Złapał mnie za rękę i za chwilę naszym oczom ukazał się pałac, a raczej to, co z niego zostało. Zdębiałam, a Janek siarczyście zaklął.
– To tutaj? – zapytałam rozczarowana.
Poczułam, że zaraz się rozpłaczę. Miała być romantyczna sceneria, a nie jakieś krzaki i ruina.
– Nie wiem, jak to możliwe – sapnął Janek. – Co tutaj się stało?
– Nie sprawdziłeś tego?
– Sprawdziłem. W internecie widocznie były zdjęcia sprzed kilku lat.
– Trudno, skoro już tu dotarliśmy, to może jednak wejdźmy do środka – zaproponowałam.
– Myślisz, że to bezpieczne?
– Nie wiem, najwyżej wyjdziemy.
Byliśmy rozczarowani
Janek był bardziej rozczarowany niż ja. Ewidentnie jego plan legł w gruzach i nie spodziewał się, że będzie klękał wśród krzaków, o ile w ogóle teraz klęknie – pomyślałam.
Weszliśmy do środka, ale to był obraz nędzy i rozpaczy. Wszędzie leżały nie tylko kruszące się cegły czy elementy wystroju, które jeszcze nie zostały skradzione, ale też fragmenty kafelków, połamane deski i kamienia.
– Nie masz pojęcia, jaka tutaj była kiedyś piękna podłoga z motywem florystycznym – nagle powiedział Janek.
– Tak? – jakoś nie chciało mi się w to wierzyć, gdy patrzyłam na to, co miałam pod stopami.
– Naprawdę. O, zobacz tutaj są jeszcze fragmenty liści – mruknął.
Pochyliłam się i wzięłam do ręki coś, co błyszczało na posadzce, odkąd weszliśmy.
– To chyba kawałek żyrandolu... – powiedział Janek.
– Ma taki piękny zielony kolor, wezmę go na pamiątkę.
Przeszliśmy do kolejnego pomieszczenia, ale tu nie było czego zwiedzać. Janek próbował mi opisać to miejsce, ale trudno było uwierzyć w jego piękno, patrząc na taką ruinę. Nie umiałam sobie wyobrazić, że wisiały tu obrazy, lustra i inne dekoracje.
A jednak się odważył
Przez całą drogę powrotną milczeliśmy. Byliśmy rozczarowani tym samym, choć Janek nie miał pojęcia, że wiedziałam o jego planach. Dopiero przy samochodzie wyrwało mu się, że to tak wyglądało, bo chciał mi się tutaj oświadczyć, ale w takich krzakach to jakoś głupio.
No cóż, nie popisał się, ale przytuliłam się do niego i powiedziałam, że nic się nie stało.
– Ale zobacz, trzeba znaleźć pozytywy tej wycieczki.
– Niby jakie? – spytał.
– Mimo swojego opłakanego stanu pałac i jego otoczenie ma jakiś swój klimat – zaśmiałam się. – No i mam pamiątkę w kieszeni, która będzie mi przypominać o tej wyprawie.
Wtedy Janek nagle spoważniał. Popatrzył mi w oczy i uklęknął. Gdy wyjął z kieszeni pudełeczko z pierścionkiem, zaniemówiłam.
– Przynajmniej będzie oryginalnie. Zostaniesz moją żoną? – zapytał.

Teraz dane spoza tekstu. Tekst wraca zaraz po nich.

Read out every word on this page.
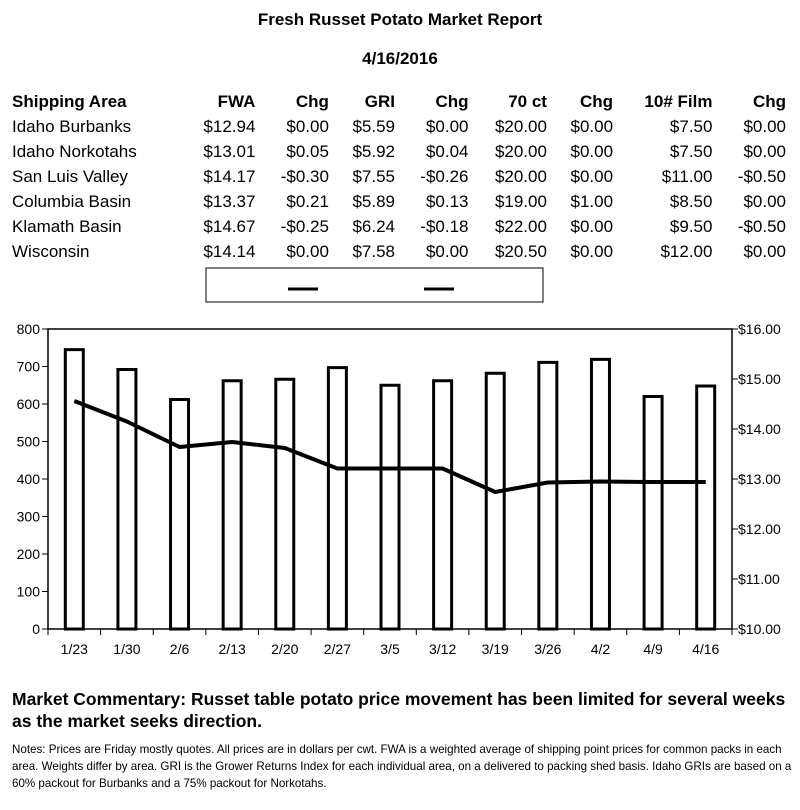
Fresh Russet Potato Market Report
4/16/2016
Shipping Area	FWA	Chg	GRI	Chg	70 ct	Chg	10# Film	Chg
Idaho Burbanks	$12.94	$0.00	$5.59	$0.00	$20.00	$0.00	$7.50	$0.00
Idaho Norkotahs	$13.01	$0.05	$5.92	$0.04	$20.00	$0.00	$7.50	$0.00
San Luis Valley	$14.17	-$0.30	$7.55	-$0.26	$20.00	$0.00	$11.00	-$0.50
Columbia Basin	$13.37	$0.21	$5.89	$0.13	$19.00	$1.00	$8.50	$0.00
Klamath Basin	$14.67	-$0.25	$6.24	-$0.18	$22.00	$0.00	$9.50	-$0.50
Wisconsin	$14.14	$0.00	$7.58	$0.00	$20.50	$0.00	$12.00	$0.00
0
100
200
300
400
500
600
700
800
$10.00
$11.00
$12.00
$13.00
$14.00
$15.00
$16.00
1/23 1/30 2/6 2/13 2/20 2/27 3/5 3/12 3/19 3/26 4/2 4/9 4/16
Market Commentary: Russet table potato price movement has been limited for several weeks as the market seeks direction.
Notes: Prices are Friday mostly quotes. All prices are in dollars per cwt. FWA is a weighted average of shipping point prices for common packs in each area. Weights differ by area. GRI is the Grower Returns Index for each individual area, on a delivered to packing shed basis. Idaho GRIs are based on a 60% packout for Burbanks and a 75% packout for Norkotahs.
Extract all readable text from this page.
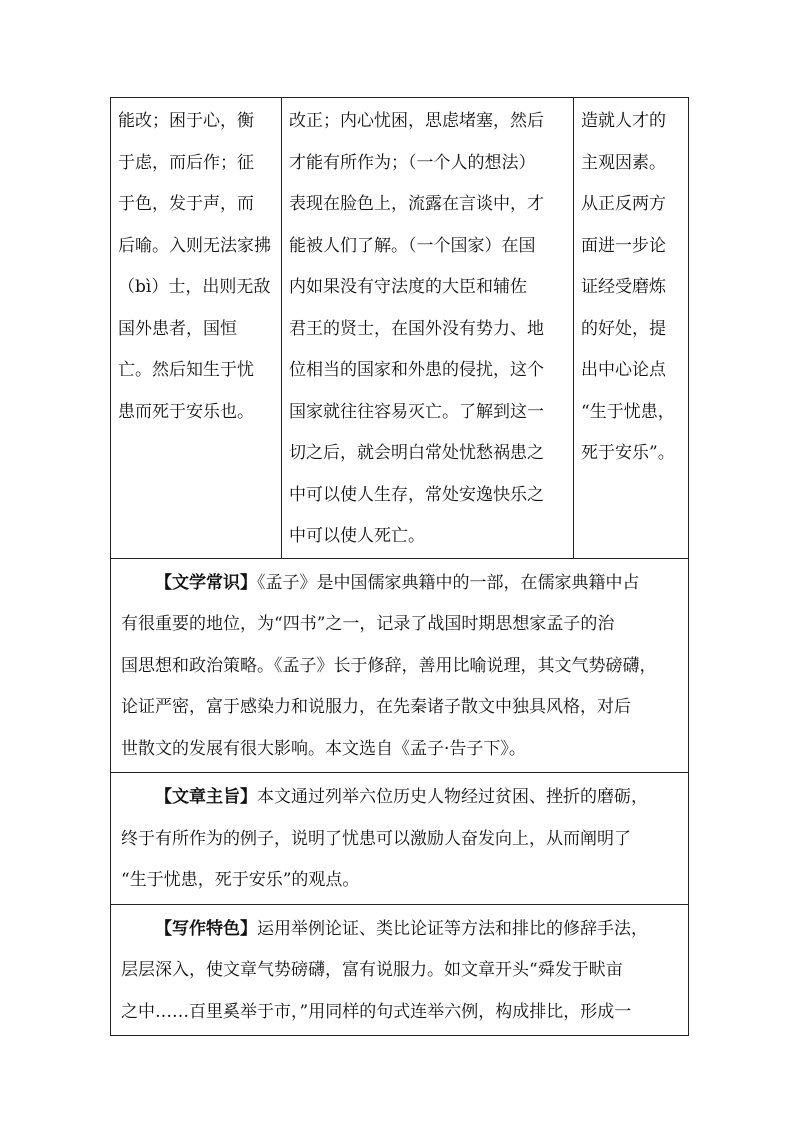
能改；困于心，衡
于虑，而后作；征
于色，发于声，而
后喻。入则无法家拂
（bì）士，出则无敌
国外患者，国恒
亡。然后知生于忧
患而死于安乐也。

改正；内心忧困，思虑堵塞，然后
才能有所作为；（一个人的想法）
表现在脸色上，流露在言谈中，才
能被人们了解。（一个国家）在国
内如果没有守法度的大臣和辅佐
君王的贤士，在国外没有势力、地
位相当的国家和外患的侵扰，这个
国家就往往容易灭亡。了解到这一
切之后，就会明白常处忧愁祸患之
中可以使人生存，常处安逸快乐之
中可以使人死亡。

造就人才的
主观因素。
从正反两方
面进一步论
证经受磨炼
的好处，提
出中心论点
“生于忧患，
死于安乐”。

【文学常识】《孟子》是中国儒家典籍中的一部，在儒家典籍中占
有很重要的地位，为“四书”之一，记录了战国时期思想家孟子的治
国思想和政治策略。《孟子》长于修辞，善用比喻说理，其文气势磅礴，
论证严密，富于感染力和说服力，在先秦诸子散文中独具风格，对后
世散文的发展有很大影响。本文选自《孟子·告子下》。

【文章主旨】本文通过列举六位历史人物经过贫困、挫折的磨砺，
终于有所作为的例子，说明了忧患可以激励人奋发向上，从而阐明了
“生于忧患，死于安乐”的观点。

【写作特色】运用举例论证、类比论证等方法和排比的修辞手法，
层层深入，使文章气势磅礴，富有说服力。如文章开头“舜发于畎亩
之中……百里奚举于市，”用同样的句式连举六例，构成排比，形成一
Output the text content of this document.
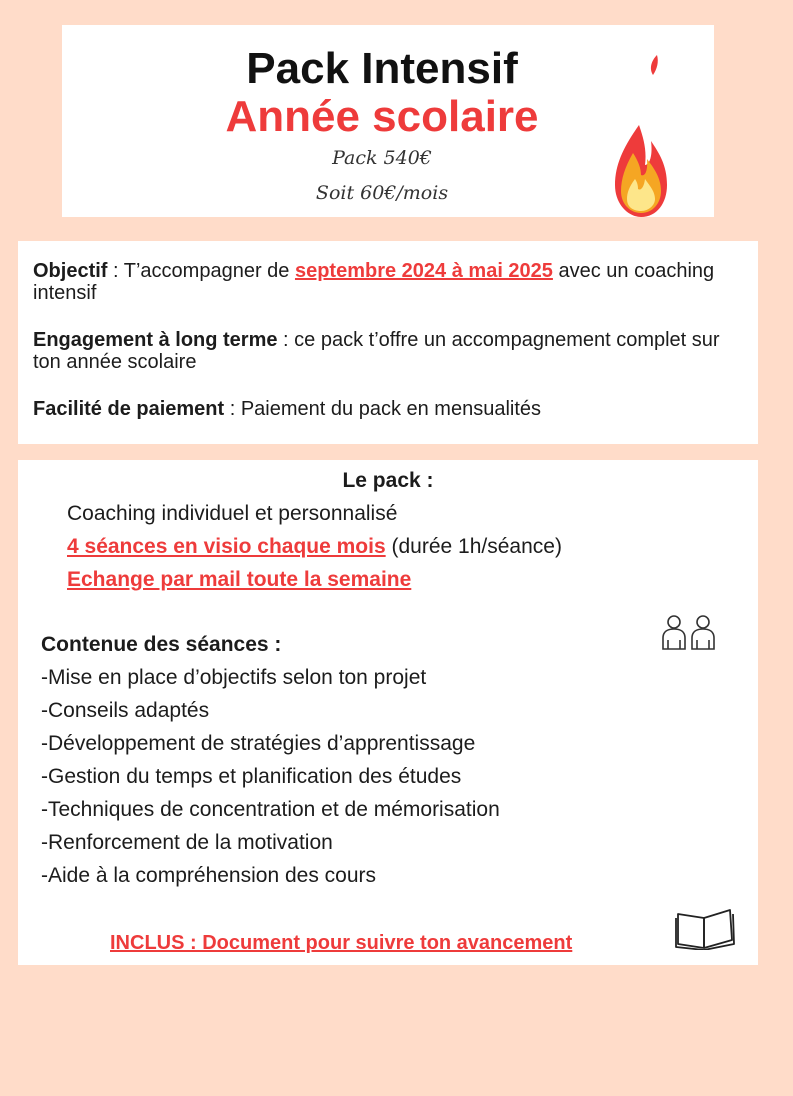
Pack Intensif
Année scolaire
Pack 540€
Soit 60€/mois
Objectif : T’accompagner de septembre 2024 à mai 2025 avec un coaching intensif
Engagement à long terme : ce pack t’offre un accompagnement complet sur ton année scolaire
Facilité de paiement : Paiement du pack en mensualités
Le pack :
Coaching individuel et personnalisé
4 séances en visio chaque mois (durée 1h/séance)
Echange par mail toute la semaine
Contenue des séances :
-Mise en place d’objectifs selon ton projet
-Conseils adaptés
-Développement de stratégies d’apprentissage
-Gestion du temps et planification des études
-Techniques de concentration et de mémorisation
-Renforcement de la motivation
-Aide à la compréhension des cours
INCLUS : Document pour suivre ton avancement
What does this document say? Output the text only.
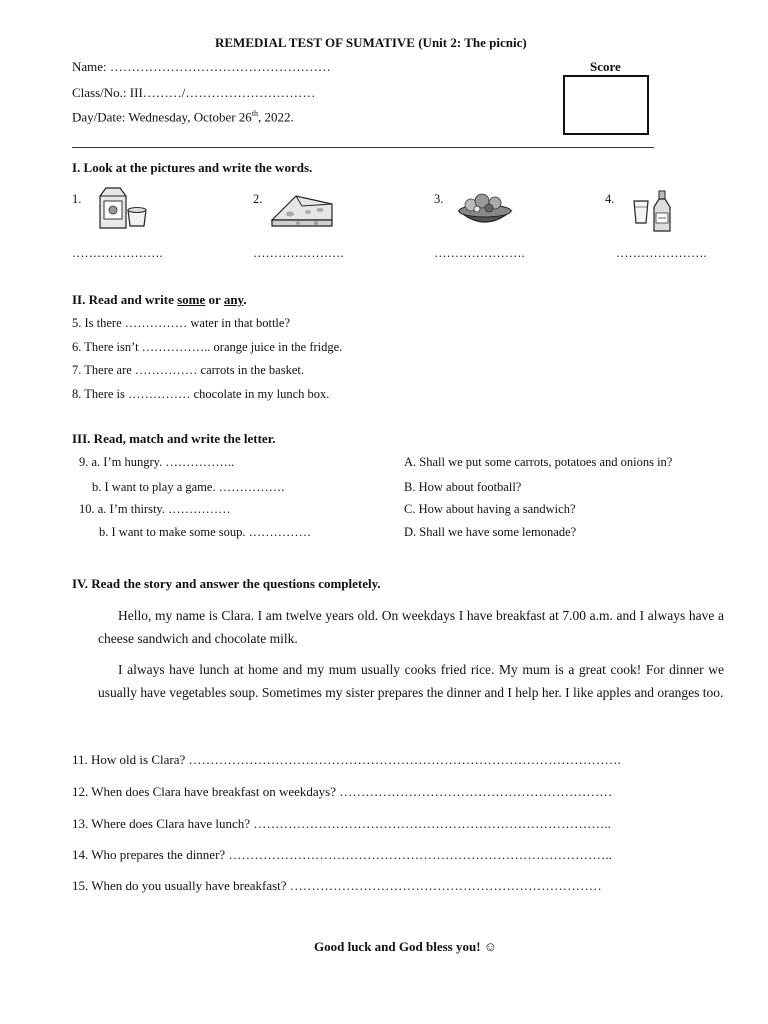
REMEDIAL TEST OF SUMATIVE (Unit 2: The picnic)
Name: ……………………………………………
Class/No.: III………/…………………………
Day/Date: Wednesday, October 26th, 2022.
Score
I. Look at the pictures and write the words.
1.
………………….
2.
………………….
3.
………………….
4.
………………….
II. Read and write some or any.
5. Is there …………… water in that bottle?
6. There isn’t …………….. orange juice in the fridge.
7. There are …………… carrots in the basket.
8. There is …………… chocolate in my lunch box.
III. Read, match and write the letter.
9. a. I’m hungry. ……………..
b. I want to play a game. …………….
10. a. I’m thirsty. ……………
b. I want to make some soup. ……………
A. Shall we put some carrots, potatoes and onions in?
B. How about football?
C. How about having a sandwich?
D. Shall we have some lemonade?
IV. Read the story and answer the questions completely.
Hello, my name is Clara. I am twelve years old. On weekdays I have breakfast at 7.00 a.m. and I always have a cheese sandwich and chocolate milk.
I always have lunch at home and my mum usually cooks fried rice. My mum is a great cook! For dinner we usually have vegetables soup. Sometimes my sister prepares the dinner and I help her. I like apples and oranges too.
11. How old is Clara? ……………………………………………………………………………………….
12. When does Clara have breakfast on weekdays? ………………………………………………………
13. Where does Clara have lunch? ………………………………………………………………………..
14. Who prepares the dinner? ……………………………………………………………………………..
15. When do you usually have breakfast? ………………………………………………………………
Good luck and God bless you! ☺
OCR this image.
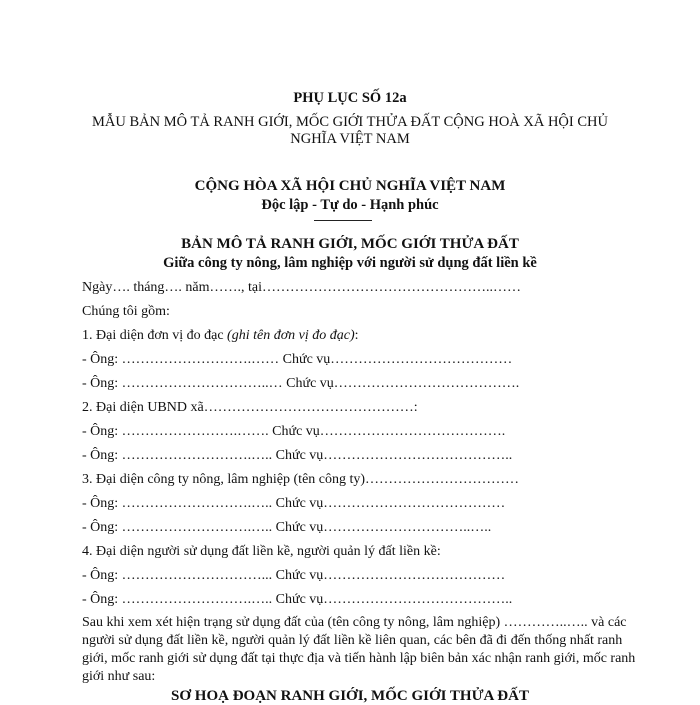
PHỤ LỤC SỐ 12a
MẪU BẢN MÔ TẢ RANH GIỚI, MỐC GIỚI THỬA ĐẤT CỘNG HOÀ XÃ HỘI CHỦ
NGHĨA VIỆT NAM
CỘNG HÒA XÃ HỘI CHỦ NGHĨA VIỆT NAM
Độc lập - Tự do - Hạnh phúc
BẢN MÔ TẢ RANH GIỚI, MỐC GIỚI THỬA ĐẤT
Giữa công ty nông, lâm nghiệp với người sử dụng đất liền kề
Ngày…. tháng…. năm……., tại…………………………………………..……
Chúng tôi gồm:
1. Đại diện đơn vị đo đạc (ghi tên đơn vị đo đạc):
- Ông: ……………………….…… Chức vụ…………………………………
- Ông: …………………………..… Chức vụ………………………………….
2. Đại diện UBND xã………………………………………:
- Ông: …………………….……. Chức vụ………………………………….
- Ông: ……………………….….. Chức vụ…………………………………..
3. Đại diện công ty nông, lâm nghiệp (tên công ty)……………………………
- Ông: ……………………….….. Chức vụ…………………………………
- Ông: ……………………….….. Chức vụ…………………………..…..
4. Đại diện người sử dụng đất liền kề, người quản lý đất liền kề:
- Ông: …………………………... Chức vụ…………………………………
- Ông: ……………………….….. Chức vụ…………………………………..
Sau khi xem xét hiện trạng sử dụng đất của (tên công ty nông, lâm nghiệp) …………..….. và các người sử dụng đất liền kề, người quản lý đất liền kề liên quan, các bên đã đi đến thống nhất ranh giới, mốc ranh giới sử dụng đất tại thực địa và tiến hành lập biên bản xác nhận ranh giới, mốc ranh giới như sau:
SƠ HOẠ ĐOẠN RANH GIỚI, MỐC GIỚI THỬA ĐẤT
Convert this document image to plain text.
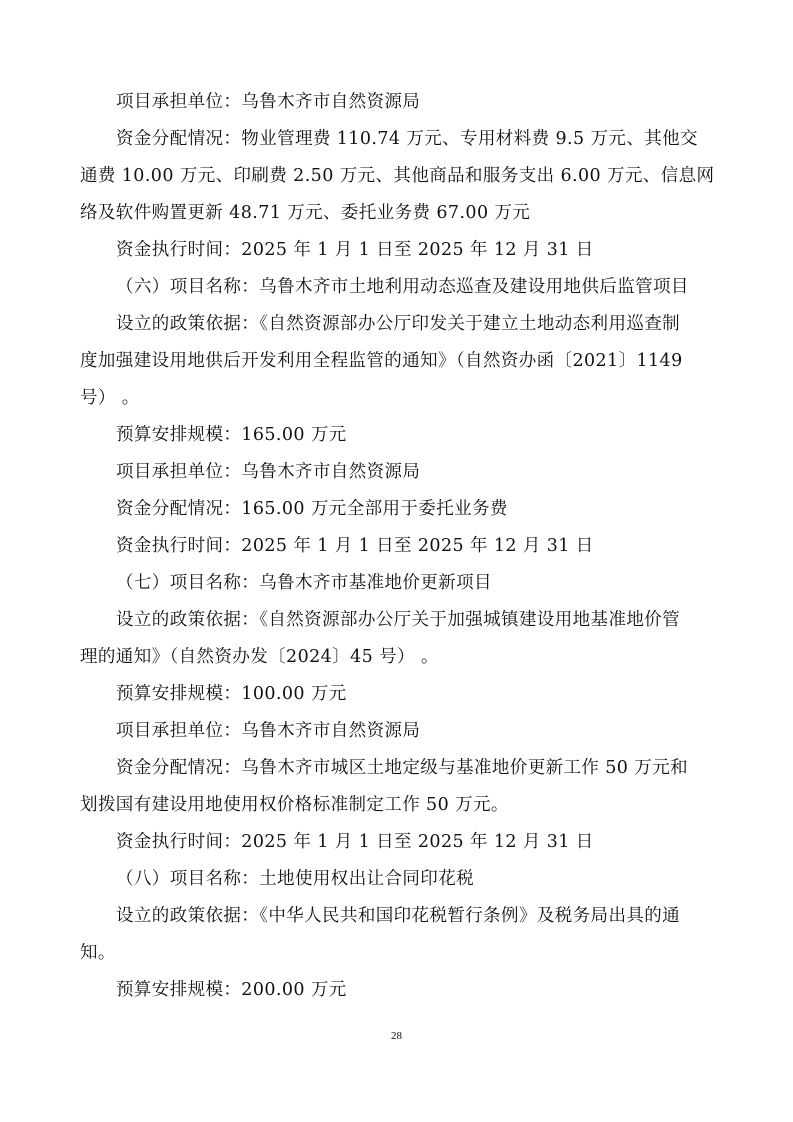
项目承担单位：乌鲁木齐市自然资源局
资金分配情况：物业管理费 110.74 万元、专用材料费 9.5 万元、其他交
通费 10.00 万元、印刷费 2.50 万元、其他商品和服务支出 6.00 万元、信息网
络及软件购置更新 48.71 万元、委托业务费 67.00 万元
资金执行时间：2025 年 1 月 1 日至 2025 年 12 月 31 日
（六）项目名称：乌鲁木齐市土地利用动态巡查及建设用地供后监管项目
设立的政策依据：《自然资源部办公厅印发关于建立土地动态利用巡查制
度加强建设用地供后开发利用全程监管的通知》（自然资办函〔2021〕1149
号） 。
预算安排规模：165.00 万元
项目承担单位：乌鲁木齐市自然资源局
资金分配情况：165.00 万元全部用于委托业务费
资金执行时间：2025 年 1 月 1 日至 2025 年 12 月 31 日
（七）项目名称：乌鲁木齐市基准地价更新项目
设立的政策依据：《自然资源部办公厅关于加强城镇建设用地基准地价管
理的通知》（自然资办发〔2024〕45 号） 。
预算安排规模：100.00 万元
项目承担单位：乌鲁木齐市自然资源局
资金分配情况：乌鲁木齐市城区土地定级与基准地价更新工作 50 万元和
划拨国有建设用地使用权价格标准制定工作 50 万元。
资金执行时间：2025 年 1 月 1 日至 2025 年 12 月 31 日
（八）项目名称：土地使用权出让合同印花税
设立的政策依据：《中华人民共和国印花税暂行条例》及税务局出具的通
知。
预算安排规模：200.00 万元
28
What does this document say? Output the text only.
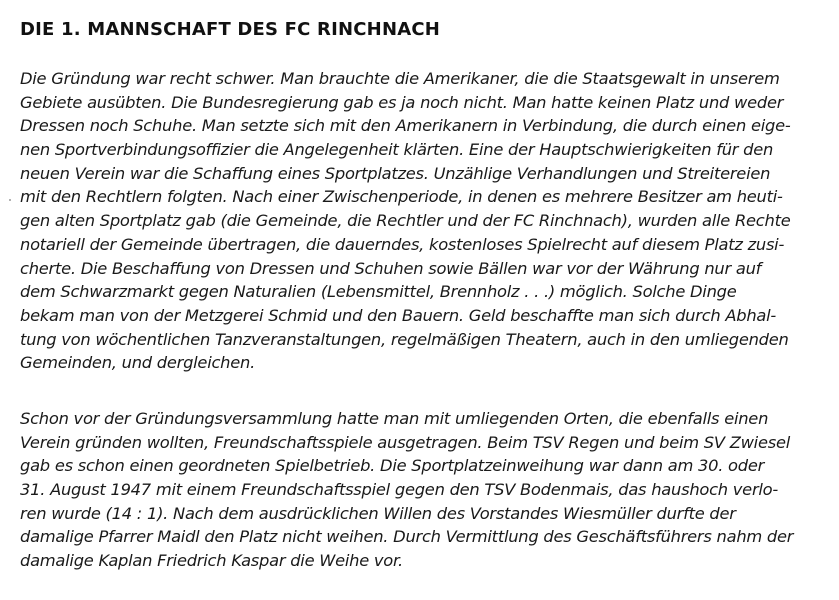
DIE 1. MANNSCHAFT DES FC RINCHNACH
Die Gründung war recht schwer. Man brauchte die Amerikaner, die die Staatsgewalt in unserem
Gebiete ausübten. Die Bundesregierung gab es ja noch nicht. Man hatte keinen Platz und weder
Dressen noch Schuhe. Man setzte sich mit den Amerikanern in Verbindung, die durch einen eige-
nen Sportverbindungsoffizier die Angelegenheit klärten. Eine der Hauptschwierigkeiten für den
neuen Verein war die Schaffung eines Sportplatzes. Unzählige Verhandlungen und Streitereien
mit den Rechtlern folgten. Nach einer Zwischenperiode, in denen es mehrere Besitzer am heuti-
gen alten Sportplatz gab (die Gemeinde, die Rechtler und der FC Rinchnach), wurden alle Rechte
notariell der Gemeinde übertragen, die dauerndes, kostenloses Spielrecht auf diesem Platz zusi-
cherte. Die Beschaffung von Dressen und Schuhen sowie Bällen war vor der Währung nur auf
dem Schwarzmarkt gegen Naturalien (Lebensmittel, Brennholz . . .) möglich. Solche Dinge
bekam man von der Metzgerei Schmid und den Bauern. Geld beschaffte man sich durch Abhal-
tung von wöchentlichen Tanzveranstaltungen, regelmäßigen Theatern, auch in den umliegenden
Gemeinden, und dergleichen.
Schon vor der Gründungsversammlung hatte man mit umliegenden Orten, die ebenfalls einen
Verein gründen wollten, Freundschaftsspiele ausgetragen. Beim TSV Regen und beim SV Zwiesel
gab es schon einen geordneten Spielbetrieb. Die Sportplatzeinweihung war dann am 30. oder
31. August 1947 mit einem Freundschaftsspiel gegen den TSV Bodenmais, das haushoch verlo-
ren wurde (14 : 1). Nach dem ausdrücklichen Willen des Vorstandes Wiesmüller durfte der
damalige Pfarrer Maidl den Platz nicht weihen. Durch Vermittlung des Geschäftsführers nahm der
damalige Kaplan Friedrich Kaspar die Weihe vor.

– Tak – odpowiedziałam bez wahania.
Od razu poprawił się nam nastrój i do hotelu wróciliśmy uśmiechnięci. Leżałam na łóżku i patrzyłam na swój pierścionek zaręczynowy. Był skromny, ale piękny i co najważniejsze – podarowany od serca.
Ślub był zaplanowany perfekcyjnie
Minęło kilka miesięcy. Przygotowania do ślubu szły pełną parą, a Janek po tamtej wyprawie miał nauczkę i sprawdzał wszystko po 10 razy. W dniu ślubu byliśmy więc pewni, że wszystko jest dopięte na ostatni guzik i nic nie ma prawa zepsuć tego dnia.
Janek od samego rana był w doskonałym humorze. Bałam się trochę, że jednak wymyślił coś głupiego, a ja nie zniosę kolejnej niespodzianki. Wszystko jednak przebiegało zgodnie z planem.
Gdy mieliśmy już sobie nałożyć obrączki na palce, zobaczyłam jak coś na nich błysnęło i wtedy zrozumiałam, dlaczego Janek wziął ich zorganizowanie na siebie. Owszem, wybrałam dwa wzory, które mi się podobały, ale on wszystko dopinał.
– Poznajesz?
– Czy to kryształki z pałacu? – spytałam zdumiona.
– Tak, pamiątka naszych zaręczyn – uśmiechnął się.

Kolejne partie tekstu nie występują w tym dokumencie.